The Reedstilt: Moles of the future?

After Man is Speculative evolution picture-book: imagining what animals could exist 50 million years in the future, long after humans have gone extinct. This is not meant to be read as a serious prediction of how things will go, but plays with possible ideas and presents them as facts from the perspective of a narrator living at that time.

In this world rabbits and rats (which humans considered invasive pests and vermin) have thrived, respectively becoming the dominant herbiviorous and predatory animals. Since so many hooved animals (like cows) had become dependent on humans, deer-like decendents of rabbits (“Rabbucks”) have evolved to fill the herbivore niches instead. The changes in prey and general chaos brought the specialised carnivores (such as wolves and lions) into decline, making space in those niches for antifragile omnivorous rats. The new “Predator Rats” have grown huge, hunting Rabbucks in dog-like packs, replacing their old gnawing incisors for sharp stabbing ones.

Convergent evolution (like the deer-esque rabbits) is a running pattern throughout After Man. My favourite examples are the Pelagornids, fully-aquatic descendents of Penguins: joining the imitating fish-shaped ranks of icythosaurs (reptiles) and whales (mammals). Among the Pelagornids is the Vortex: a huge whale-like filter-feeder. Typically, images of familiar-looking creatures turn out to have a very different ancestry when you read the text, and on closer inspection carry some interesting remnant features.

However, not all creatures depicted trace familiar paths, some, like the Reedstilt (my favourite, the one on the cover), are very exciting and novel. There are giant killer flightless bats too (like Primeval but 26 years earlier). All of the future forms are supposed to be possible and demonstrate evolutionary processes similar to non-fictional cases. There are very memorable examples of mutualistic relationships between species and of extreme sexual-dimorphism. After Man goes into plenty of detail on explaining why the animals evolve the way they do, bringing in many factors including the future landmass motions and mountain locations via plate tectonics. As the book states: evolution is vast multi-dimensional dynamical system of which we only see a cross-section at any set time; an examination of how the environment has changed between our time and the 50My future is essential to understand why the creatures are as they are.

Sometimes the thorough environmental explanations come at the cost of thoroughly explaining the animals themselves. Each scene is split between a text page (with some picture around the edges) and a picture page (with some notes in the gaps). Each scene crams in many different species in addition to the environmental descriptions, yet sometimes a single page of explanation does not feel like enough with some descriptions being cut a little short. The pictures are absolutely lovely, by the way. Very artistic and oldschool, look painted and not like computery fake-photographs.

A few of the creatures (perhaps as a result of the brief explanations) were less convincing than others. For example: the Clatta resembles a sloth with an armoured tail, it can hang from this tail to protect itself from clawed tree-climbing Stigers. The idea is that the only part of the Clatta in reach is the armoured tail so that the Stiger is unable to harm the Clatta.
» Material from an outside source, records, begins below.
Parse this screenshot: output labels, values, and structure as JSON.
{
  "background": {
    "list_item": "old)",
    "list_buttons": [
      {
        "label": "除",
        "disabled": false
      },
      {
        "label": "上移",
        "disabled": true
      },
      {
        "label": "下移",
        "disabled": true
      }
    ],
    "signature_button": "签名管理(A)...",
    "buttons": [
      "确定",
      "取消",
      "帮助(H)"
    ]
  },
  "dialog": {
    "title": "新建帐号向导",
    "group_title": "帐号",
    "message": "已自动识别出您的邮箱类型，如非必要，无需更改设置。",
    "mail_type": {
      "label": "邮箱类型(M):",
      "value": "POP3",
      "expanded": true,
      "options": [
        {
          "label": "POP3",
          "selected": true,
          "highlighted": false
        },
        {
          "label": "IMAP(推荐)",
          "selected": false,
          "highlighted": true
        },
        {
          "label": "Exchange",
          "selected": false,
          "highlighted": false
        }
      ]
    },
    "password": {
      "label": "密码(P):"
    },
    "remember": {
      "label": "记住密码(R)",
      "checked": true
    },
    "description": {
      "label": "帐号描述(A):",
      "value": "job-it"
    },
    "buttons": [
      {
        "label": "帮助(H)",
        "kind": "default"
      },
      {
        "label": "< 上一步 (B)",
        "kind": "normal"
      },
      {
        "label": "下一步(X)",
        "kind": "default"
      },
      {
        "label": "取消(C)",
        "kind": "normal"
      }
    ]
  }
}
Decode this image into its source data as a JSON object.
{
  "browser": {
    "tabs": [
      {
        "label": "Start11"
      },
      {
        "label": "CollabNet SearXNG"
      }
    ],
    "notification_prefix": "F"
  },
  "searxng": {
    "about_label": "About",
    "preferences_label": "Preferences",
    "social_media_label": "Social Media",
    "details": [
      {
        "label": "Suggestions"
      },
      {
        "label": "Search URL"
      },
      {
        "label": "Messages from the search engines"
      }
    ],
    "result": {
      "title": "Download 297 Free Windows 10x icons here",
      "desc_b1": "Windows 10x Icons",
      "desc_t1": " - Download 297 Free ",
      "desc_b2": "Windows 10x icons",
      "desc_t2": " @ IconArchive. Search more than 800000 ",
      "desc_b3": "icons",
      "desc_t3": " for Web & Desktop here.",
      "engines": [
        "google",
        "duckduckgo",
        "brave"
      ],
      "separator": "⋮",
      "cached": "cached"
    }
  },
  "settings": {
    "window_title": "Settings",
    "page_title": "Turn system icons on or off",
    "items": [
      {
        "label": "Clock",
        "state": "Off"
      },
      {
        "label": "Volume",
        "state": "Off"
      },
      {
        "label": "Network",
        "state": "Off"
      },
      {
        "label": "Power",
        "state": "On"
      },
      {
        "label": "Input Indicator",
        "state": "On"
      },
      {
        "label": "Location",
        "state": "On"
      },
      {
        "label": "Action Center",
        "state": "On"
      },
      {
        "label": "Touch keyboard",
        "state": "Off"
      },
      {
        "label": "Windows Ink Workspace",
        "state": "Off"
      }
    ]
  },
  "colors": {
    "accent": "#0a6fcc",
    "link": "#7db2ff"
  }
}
Looking at the pictures makes this is very unconvincing. The Stiger is a long, agile tree-climber that reaches and swings from branch to branch: it should easily be able to reach the Clatta. There are a few other questionable examples like this, typically with animals making radical or expensive changes for insufficient benefits.

Towards the end Dixon addresses the far-future. It had been assumed that mammals and birds would remain dominant in 50My, but the far future (say, 100My or more) may be dominated by an entirely new class of vertebrate, the details of which would be difficult to imagine and impossible to predict. Dixon suggests that the far-future development of animals would depend on the future adaptations made by plant life, and includes a small image of how such plants and animals could look only for an example and without much information. This would make a very interesting topic for a future speculative evolution project. Flannimals for dinosaur-geeks!

Oh and there is also a pretty detailed summary of animal-evolution so far and the processes at work at the beginning (takes up the first quarter-to-a-third of the book). I skimmed this section but I was very impressed to see Spriggina representing the Precambrian gang. A few animals were suggested as first-appearing further forward in time than we now believe them to have appeared (such as the fish and reptiles), so perhaps the book shows its age a little bit. I’ve seen much worse before: in some of my childhood dinosaur books Stegosaurs were depicted as having their plates lying-flat as armour rather than stood-vertically for display. It will be interesting to see how our understandings and reconstructions of known prehistoric animals change in the future, and how much further back some of these groupings go. Fingers crossed we find a clear Ediacaran trilobite before long!